1. Lactobacillus plantarum ( Lactobacillus plantarum The application of AY01 in the preparation of products that inhibit liver metastasis of colorectal cancer. The Lactobacillus plantarum AY01 is deposited at the China Center for Type Culture Collection, with accession number CCTCC M20221517.

2. The application according to claim 1, characterized in that: The application is to inhibit the survival rate of colorectal cancer cells CT26.WT.

3. The application according to claim 1, characterized in that: The application is to inhibit the clonal formation of colorectal cancer cells CT26.WT.

4. The application according to claim 1, characterized in that: The application is to inhibit the migration and scratch repair of colorectal cancer cells CT26.WT.

5. The application according to claim 1, characterized in that: The application aims to reduce the number and size of liver metastases from colorectal cancer and to reduce inflammatory cell infiltration.

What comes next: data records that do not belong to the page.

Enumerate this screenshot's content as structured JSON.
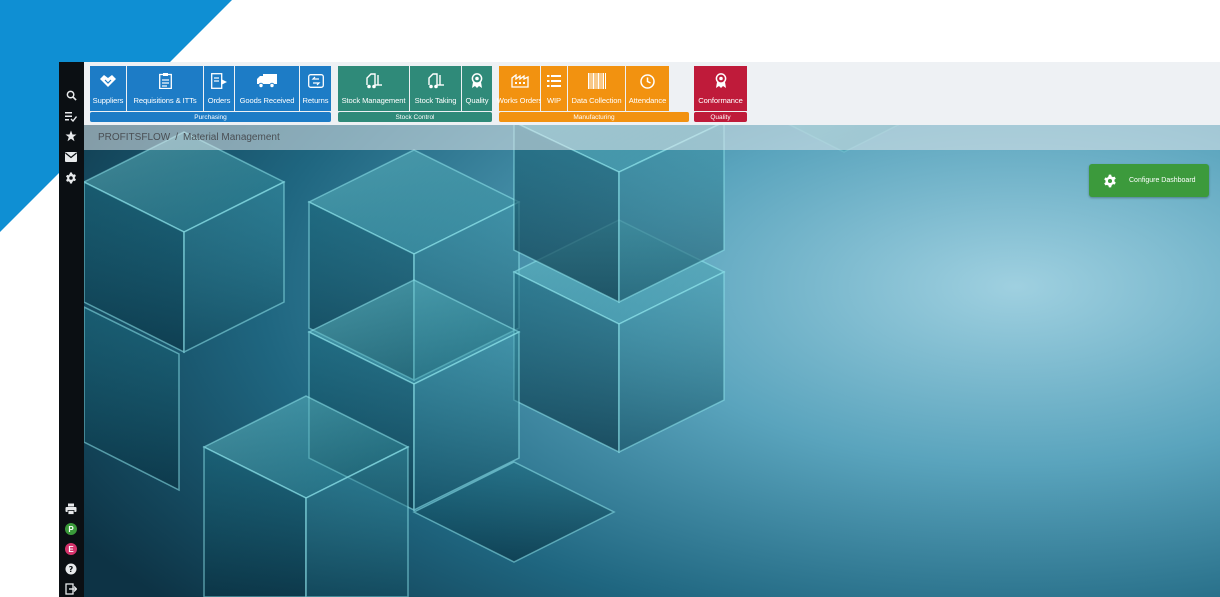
{
  "colors": {
    "purchasing": "#1d7cc6",
    "stock_control": "#2f8a79",
    "manufacturing": "#f29210",
    "quality": "#bf1b3a",
    "configure": "#3c9a3c",
    "sidebar": "#0b0f13"
  },
  "sidebar": {
    "top_icons": [
      "search-icon",
      "list-check-icon",
      "star-icon",
      "envelope-icon",
      "gear-icon"
    ],
    "bottom": {
      "print_icon": "print-icon",
      "user_p_label": "P",
      "user_e_label": "E",
      "help_icon": "question-icon",
      "logout_icon": "sign-out-icon"
    }
  },
  "toolbar": {
    "groups": [
      {
        "label": "Purchasing",
        "tiles": [
          {
            "label": "Suppliers",
            "icon": "handshake-icon"
          },
          {
            "label": "Requisitions & ITTs",
            "icon": "checklist-icon"
          },
          {
            "label": "Orders",
            "icon": "document-arrow-icon"
          },
          {
            "label": "Goods Received",
            "icon": "truck-icon"
          },
          {
            "label": "Returns",
            "icon": "return-icon"
          }
        ]
      },
      {
        "label": "Stock Control",
        "tiles": [
          {
            "label": "Stock Management",
            "icon": "forklift-icon"
          },
          {
            "label": "Stock Taking",
            "icon": "forklift-icon"
          },
          {
            "label": "Quality",
            "icon": "award-icon"
          }
        ]
      },
      {
        "label": "Manufacturing",
        "tiles": [
          {
            "label": "Works Orders",
            "icon": "factory-icon"
          },
          {
            "label": "WIP",
            "icon": "list-icon"
          },
          {
            "label": "Data Collection",
            "icon": "barcode-icon"
          },
          {
            "label": "Attendance",
            "icon": "clock-icon"
          }
        ]
      },
      {
        "label": "Quality",
        "tiles": [
          {
            "label": "Conformance",
            "icon": "award-icon"
          }
        ]
      }
    ]
  },
  "breadcrumb": {
    "root": "PROFITSFLOW",
    "separator": "/",
    "current": "Material Management"
  },
  "configure_button": {
    "label": "Configure Dashboard",
    "icon": "gear-icon"
  }
}
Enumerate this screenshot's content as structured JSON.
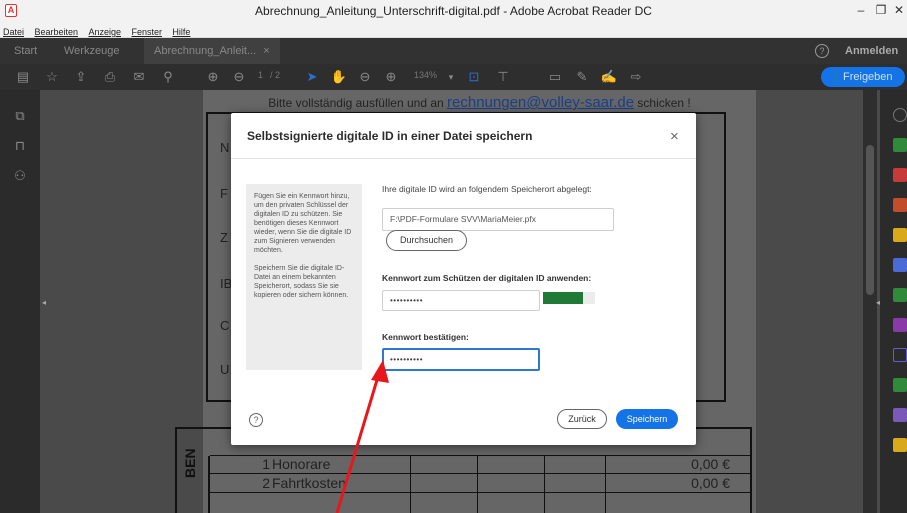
{
  "window": {
    "title": "Abrechnung_Anleitung_Unterschrift-digital.pdf - Adobe Acrobat Reader DC",
    "app_icon_glyph": "A",
    "controls": [
      "–",
      "❐",
      "✕"
    ]
  },
  "menu": [
    "Datei",
    "Bearbeiten",
    "Anzeige",
    "Fenster",
    "Hilfe"
  ],
  "tabs": {
    "start": "Start",
    "tools": "Werkzeuge",
    "document": "Abrechnung_Anleit...",
    "document_close": "×",
    "sign_in": "Anmelden",
    "help_glyph": "?"
  },
  "toolbar": {
    "page_current": "1",
    "page_total": "/ 2",
    "zoom": "134%",
    "share_label": "Freigeben",
    "icons": [
      "save-icon",
      "bookmark-star-icon",
      "upload-cloud-icon",
      "print-icon",
      "email-icon",
      "search-icon",
      "page-up-icon",
      "page-down-icon",
      "select-arrow-icon",
      "hand-icon",
      "zoom-out-icon",
      "zoom-in-icon",
      "fit-page-icon",
      "scroll-mode-icon",
      "comment-icon",
      "pen-icon",
      "sign-icon",
      "share-tool-icon"
    ]
  },
  "document": {
    "instruction": "Bitte vollständig ausfüllen und an",
    "email": "rechnungen@volley-saar.de",
    "instruction_end": "schicken !",
    "row_letters": [
      "N",
      "F",
      "Z",
      "IB",
      "C",
      "U"
    ],
    "table": {
      "vertical_header": "BEN",
      "rows": [
        {
          "num": "1",
          "label": "Honorare",
          "amount": "0,00 €"
        },
        {
          "num": "2",
          "label": "Fahrtkosten",
          "amount": "0,00 €"
        }
      ]
    }
  },
  "dialog": {
    "title": "Selbstsignierte digitale ID in einer Datei speichern",
    "close_glyph": "×",
    "info_paragraph_1": "Fügen Sie ein Kennwort hinzu, um den privaten Schlüssel der digitalen ID zu schützen. Sie benötigen dieses Kennwort wieder, wenn Sie die digitale ID zum Signieren verwenden möchten.",
    "info_paragraph_2": "Speichern Sie die digitale ID-Datei an einem bekannten Speicherort, sodass Sie sie kopieren oder sichern können.",
    "location_label": "Ihre digitale ID wird an folgendem Speicherort abgelegt:",
    "location_value": "F:\\PDF-Formulare SVV\\MariaMeier.pfx",
    "browse_label": "Durchsuchen",
    "password_label": "Kennwort zum Schützen der digitalen ID anwenden:",
    "password_value": "••••••••••",
    "strength_level": 0.77,
    "strength_color": "#1e7a35",
    "confirm_label": "Kennwort bestätigen:",
    "confirm_value": "••••••••••",
    "help_glyph": "?",
    "back_label": "Zurück",
    "save_label": "Speichern"
  },
  "colors": {
    "accent_blue": "#1473e6",
    "annotation_arrow": "#e8171b",
    "field_focus": "#2d78d6"
  }
}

6. The application according to claim 1, characterized in that: The application aims to reduce the proportion of Ki-67 and PCNA-positive cells in colorectal cancer liver metastases and improve the pathological condition of liver tissue.

7. The application according to any one of claims 1-6, characterized in that: The product has a time- and dose-dependent safety profile for normal human colonic epithelial cells CCD 841 CoN.

8. The application according to any one of claims 1-6, characterized in that: The product is a pharmaceutically acceptable preparation.

9. Lactobacillus plantarum ( Lactobacillus plantarum The application of bacterial suspension and fermentation supernatant of AY01 in the preparation of products inhibiting liver metastasis of colorectal cancer. The Lactobacillus plantarum AY01 is deposited at the China Center for Type Culture Collection, with accession number CCTCC M 20221517.

10. The application according to claim 9, characterized in that: The application is to inhibit the survival rate of colorectal cancer cells CT26.WT, inhibit the colony formation of colorectal cancer cells CT26.WT, and inhibit the migration and scratch repair of colorectal cancer cells CT26.WT.